Thread: [Python-markdown-discuss] Limitations of inlinePatterns

Brought to you by: qaramazov, waylanhl

python-markdown-discuss

[Python-markdown-discuss] Limitations of inlinePatterns

From: Waylan L. <wa...@gm...> - 2008-02-18 23:58:56

We have a few bugs in our tracker that highlight a limitation of the
inlinePatterns. I'd like some feedback about which behavior is
preferred or if we should look for a different way of doing things.

Currently, it's only possible for one of the following to work in
python-markdown:

    A bold [**link**](http://example.com) currently works fine.

    A **bold [link](http://example.com)**  currently does not work.

For those that care, here's why:

Markdown parses the first line and finds the link. The label
`**link**` is then run through all remaining inlinePatterns and
properly identified as bold text.

The second line is parsed and, as the link pattern is run first, the
link is found and a link element is created. That line of text is now
represented as the following list in python:

    ["A **bold ", <markdown.element>, "** currently does not work.\n"]
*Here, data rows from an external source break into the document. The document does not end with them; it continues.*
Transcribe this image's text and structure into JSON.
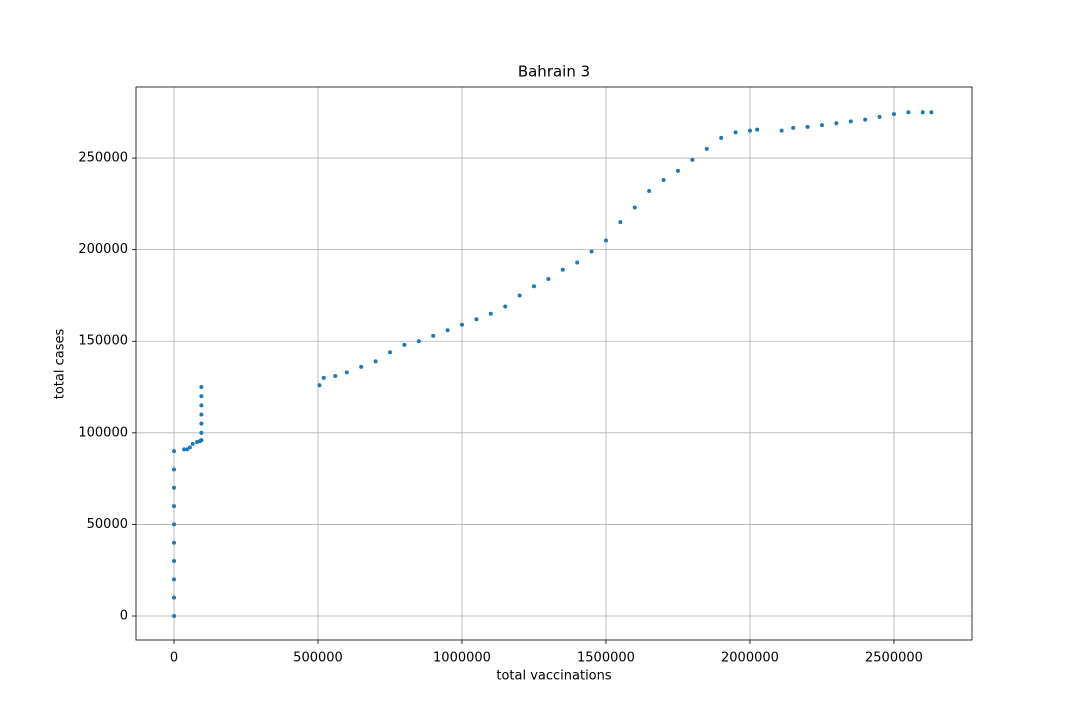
{
  "chart_data": {
    "type": "scatter",
    "title": "Bahrain 3",
    "x_label": "total vaccinations",
    "y_label": "total cases",
    "color": "#1f77b4",
    "grid": true,
    "xlim": [
      -132000,
      2771000
    ],
    "ylim": [
      -13100,
      288800
    ],
    "xticks": [
      0,
      500000,
      1000000,
      1500000,
      2000000,
      2500000
    ],
    "yticks": [
      0,
      50000,
      100000,
      150000,
      200000,
      250000
    ],
    "x": [
      0,
      0,
      0,
      0,
      0,
      0,
      0,
      0,
      0,
      0,
      35000,
      45000,
      55000,
      65000,
      80000,
      90000,
      95000,
      95000,
      95000,
      95000,
      95000,
      95000,
      95000,
      505000,
      520000,
      560000,
      600000,
      650000,
      700000,
      750000,
      800000,
      850000,
      900000,
      950000,
      1000000,
      1050000,
      1100000,
      1150000,
      1200000,
      1250000,
      1300000,
      1350000,
      1400000,
      1450000,
      1500000,
      1550000,
      1600000,
      1650000,
      1700000,
      1750000,
      1800000,
      1850000,
      1900000,
      1950000,
      2000000,
      2025000,
      2110000,
      2150000,
      2200000,
      2250000,
      2300000,
      2350000,
      2400000,
      2450000,
      2500000,
      2550000,
      2600000,
      2630000
    ],
    "values": [
      0,
      10000,
      20000,
      30000,
      40000,
      50000,
      60000,
      70000,
      80000,
      90000,
      91000,
      91000,
      92000,
      94000,
      95000,
      95500,
      96000,
      100000,
      105000,
      110000,
      115000,
      120000,
      125000,
      126000,
      130000,
      131000,
      133000,
      136000,
      139000,
      144000,
      148000,
      150000,
      153000,
      156000,
      159000,
      162000,
      165000,
      169000,
      175000,
      180000,
      184000,
      189000,
      193000,
      199000,
      205000,
      215000,
      223000,
      232000,
      238000,
      243000,
      249000,
      255000,
      261000,
      264000,
      265000,
      265500,
      265000,
      266500,
      267000,
      268000,
      269000,
      270000,
      271000,
      272500,
      274000,
      275000,
      275000,
      275000
    ]
  }
}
Any remaining patterns are then run against each string in that list.
The problem should be obvious by now. The opening and closing `**` are
in separate strings split by the link element, so no match is made.
Finally, the list is looped through and any remaining strings are
converted to textnodes and the entire thing is added to the dom inside
a paragraph element.

The easy solution is to reverse the order of the inlinePatterns. But
then we can't do the first example as the link syntax is broken up in
the same way. Now, if no one ever uses that syntax, that would be
fine. Of course, both should work, so we may need a new approach to
the inlinePatterns. Any ideas?

-- 
----
Waylan Limberg
wa...@gm...

Re: [Python-markdown-discuss] Limitations of inlinePatterns

From: Yuri T. <qar...@gm...> - 2008-02-19 08:07:20

>  The easy solution is to reverse the order of the inlinePatterns. But
>  then we can't do the first example as the link syntax is broken up in
>  the same way. Now, if no one ever uses that syntax, that would be
>  fine. Of course, both should work, so we may need a new approach to
>  the inlinePatterns. Any ideas?


I've thought about this issue before and I think there are basically
two solutions (apart from the zeroth solution of just dealing with
it).  One, somewhat tricky, would be implement some kind of data
structure contains a mixture of strings and dom nodes and works with
RE.  It's not impossible, and I got half-way there implementing it in
2006, but then didn't have time to finish.  What I tried at the time
was storing a sting which uses a special Unicode character to mark the
positions where the nodes are supposed to be included.  I.e., if "⊙"
is the special character, we could store something like:

    ["A **⊙**  currently does not work.", <link>]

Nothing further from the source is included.